There is epic and then there is Varaha. Ostensibly operating in the post-metal world, this Chicagoan quartet have constructed a debut album of audacious scale and scope. Blending wildly evocative postmetal sprawls with extensive orchestral pieces across 75 immersive minutes, A Passage For Lost Years (Prosthetic) demands total surrender and, given how jaw-dropping the likes of My World And Yours and the title track are, will almost certainly get it. Progressive heaviness just found its new heroes.
Best known as the bassist with Napalm Death, Shane Embury has had countless side-projects over the years, but none have strayed as far into prog territory as TRONOS. Debut album Celestial Mechanics (Century Media) offers a versatile, noisily psychedelic take on slow-motion doom metal and shimmering post-shoegaze art rock, with flashes of polyrhythmic perversity and surging space rock adding to an irresistible sense of conceptual madness and controlled chaos. Originally self-released in 2013, Slaldic Curse’s third album Devourer (Apocalyptic Witchcraft) fully deserves a more fulsome re-release. Admittedly, this is progressive extreme metal and therefore unlikely to delight many Mostly Autumn fans, but if your taste extends to thrash or black metal, the British crew’s fiery virtuosity and unerring ingenuity should scratch an exploratory itch. The eight-minute Abduction Void is particularly mind-blowing. Similarly, you may need to embrace the notion of screamed vocals to truly enjoy German mavericks Temple Koludra’s extraordinary Seven! Sirens! To A Lost Archetype (Transcending Obscurity) but it’s a leap of faith worth making. Inspired by the hazy depths of Indian spirituality, labyrinthine epics such as Namarupa and White I Trance combine black metal’s ornate savagery and instinctive magniloquence with ethereal atmospherics and traditional instrumentation.
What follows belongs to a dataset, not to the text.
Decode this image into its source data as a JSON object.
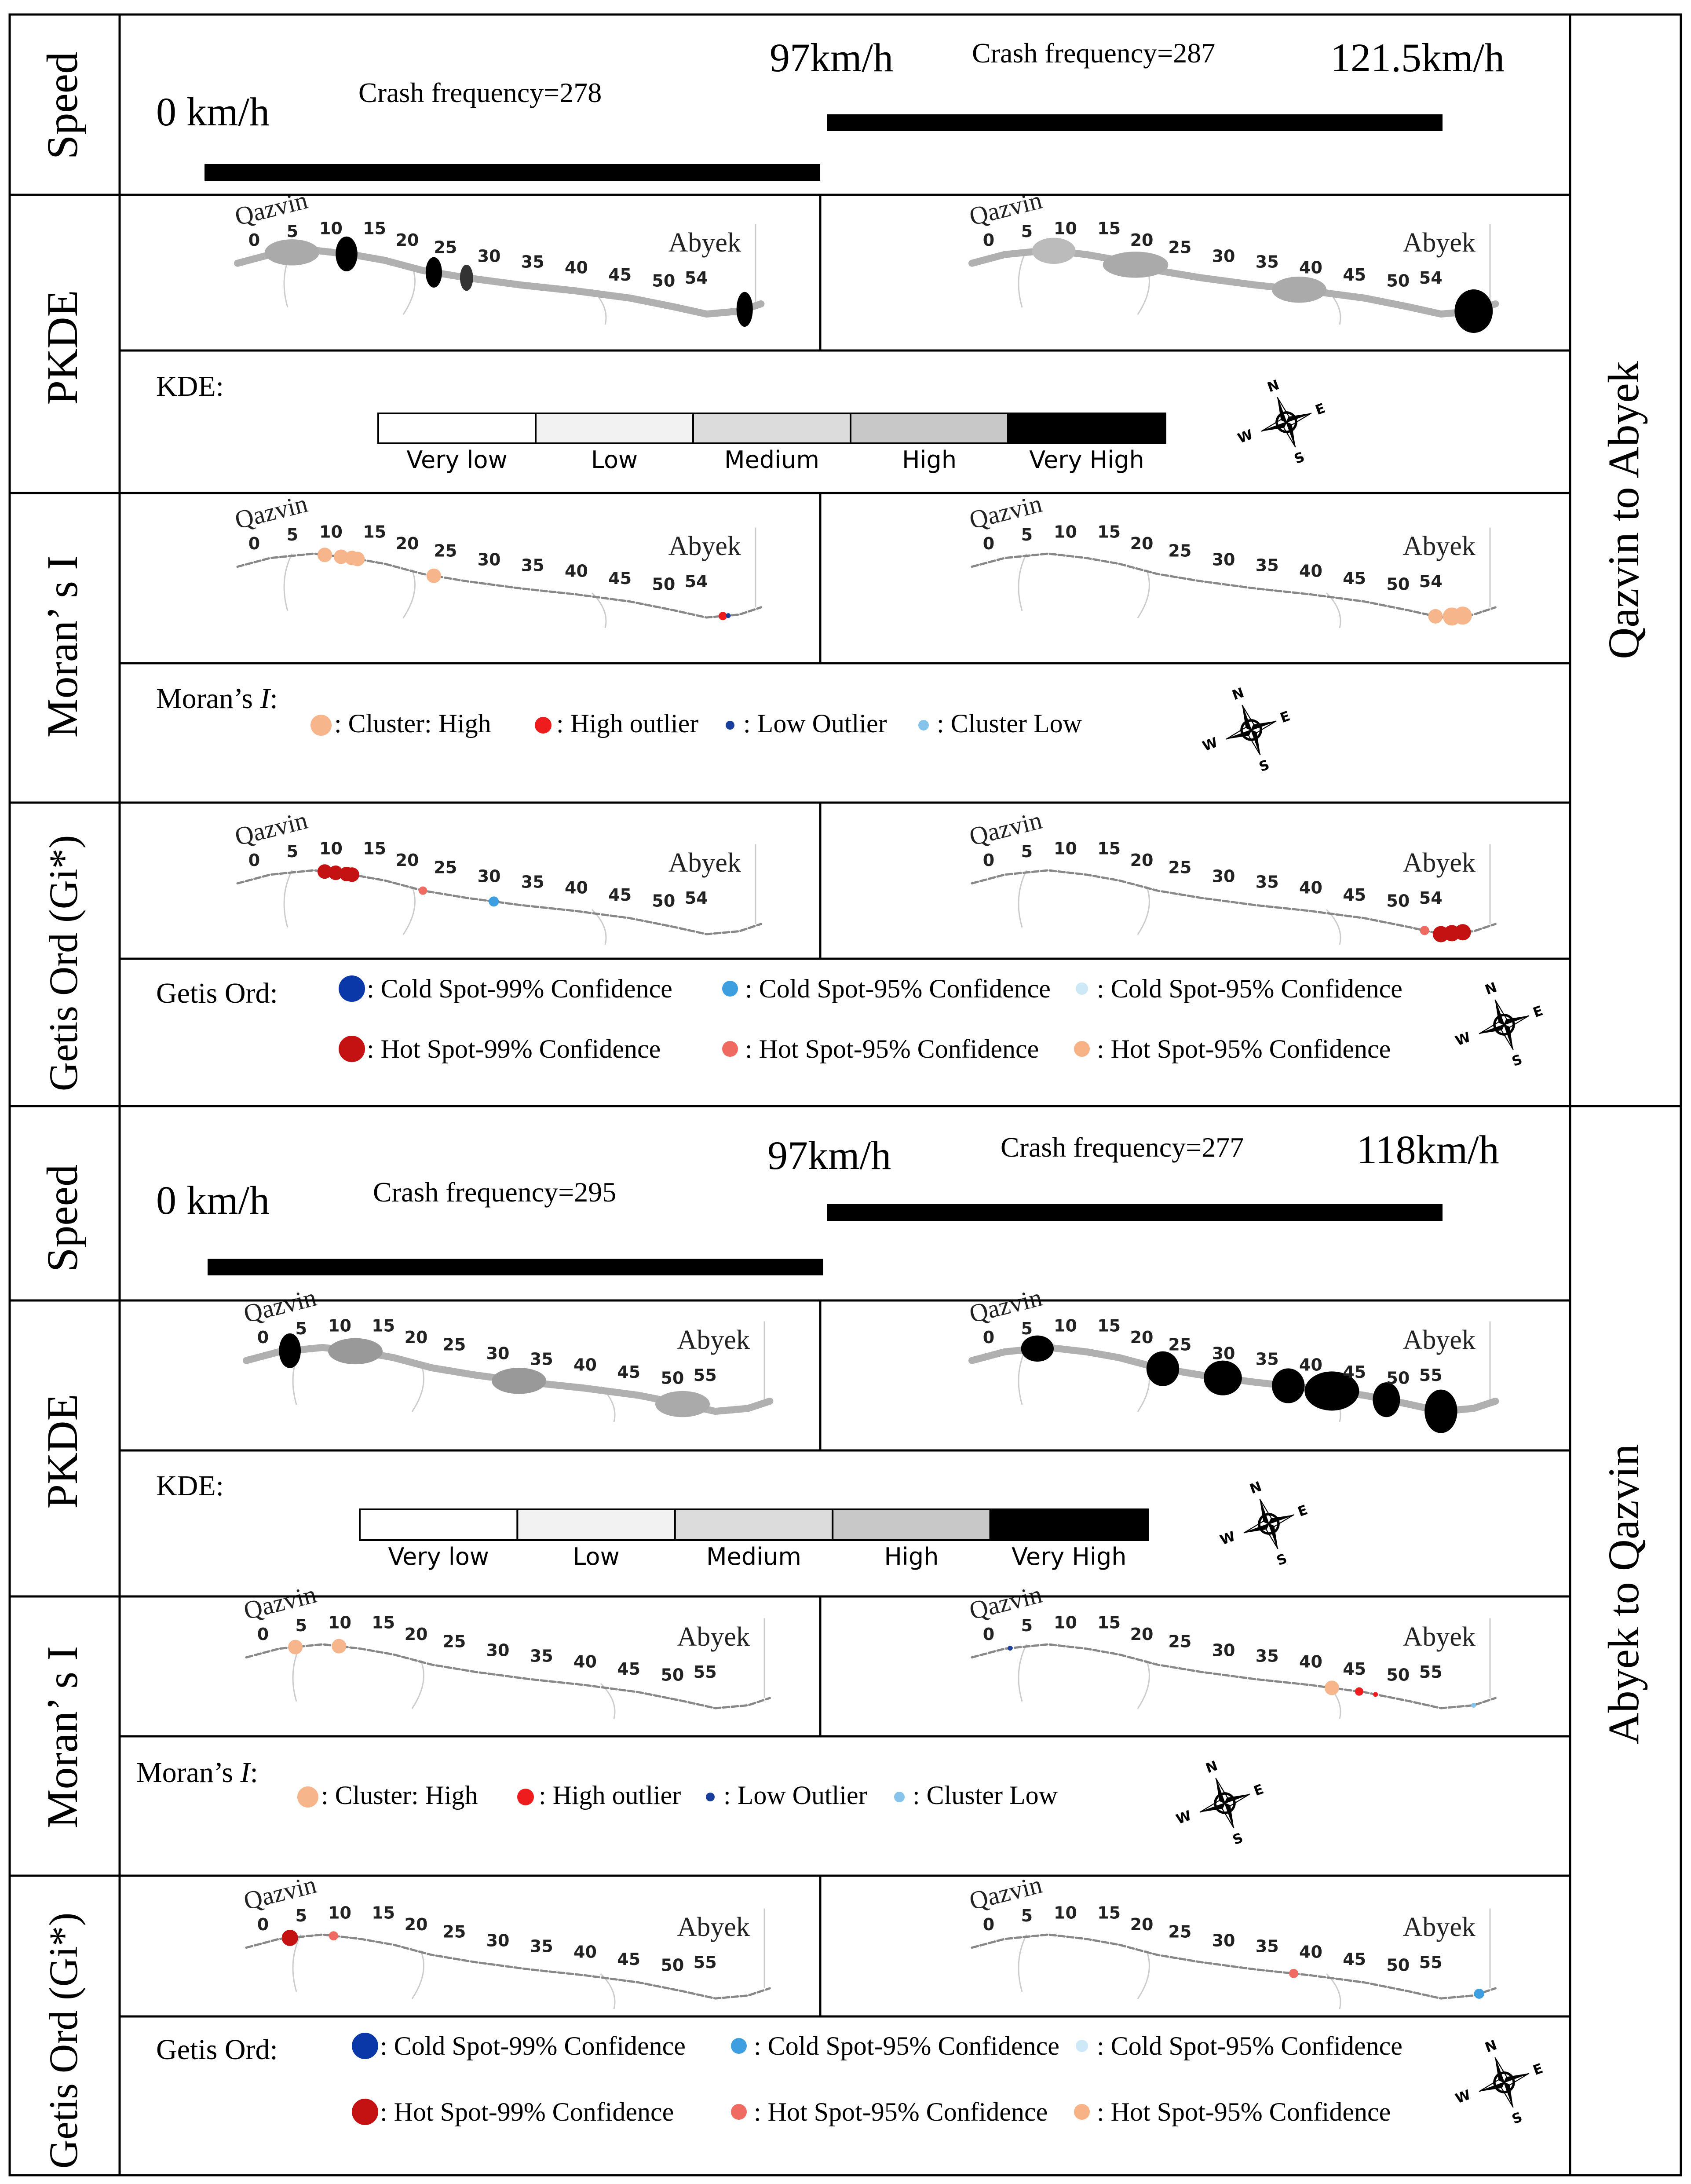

There are few things more proggy in the history of heavy music than the six insanely bombastic sci-fi concept albums made by symphonic black metallers Bal-Sagoth between 1995 and 2006. Off the radar for the past decade, most of the band’s final line-up have reconvened as Kull and their debut album Exile (Black Lion) is exactly what Bal-Sagoth fans have been craving. Still the sonic embodiment of an epic intergalactic battle, songs such as Hordes Ride and Aeolian Supremacy may lack former frontman Byron Roberts’ literary intricacies, but brothers Chris and Jonny Maudling have lost none of their compositional prowess and this is an undeniably barnstorming return from some true originals.
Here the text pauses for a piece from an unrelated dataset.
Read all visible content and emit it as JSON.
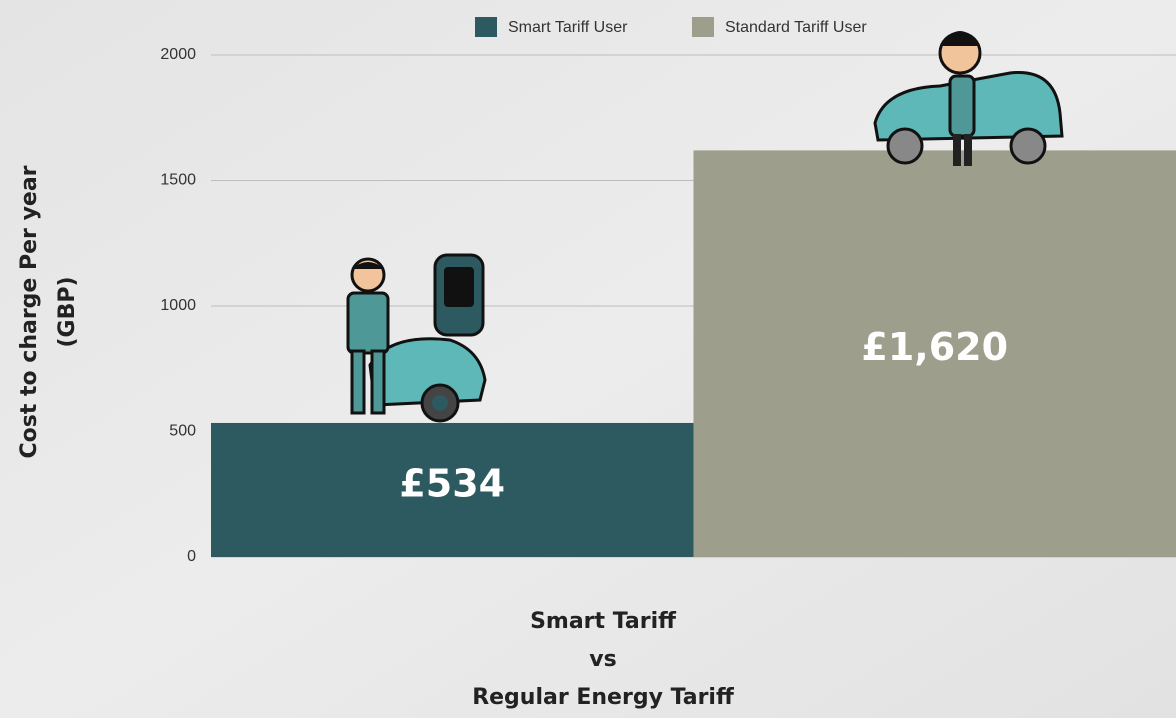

Finally, Swiss folk metallers Eluveitie have surpassed themselves on the boldly conceptual Ategnatos (Nuclear Blast). It’s an album full of expansive, cinematic and strongly melodic metal anthems, all woven together to effect the ebb and flow of a compelling story arc, liberally sprinkled with progressive tropes and then parked on the side of a mountain to achieve maximum, windswept melodrama.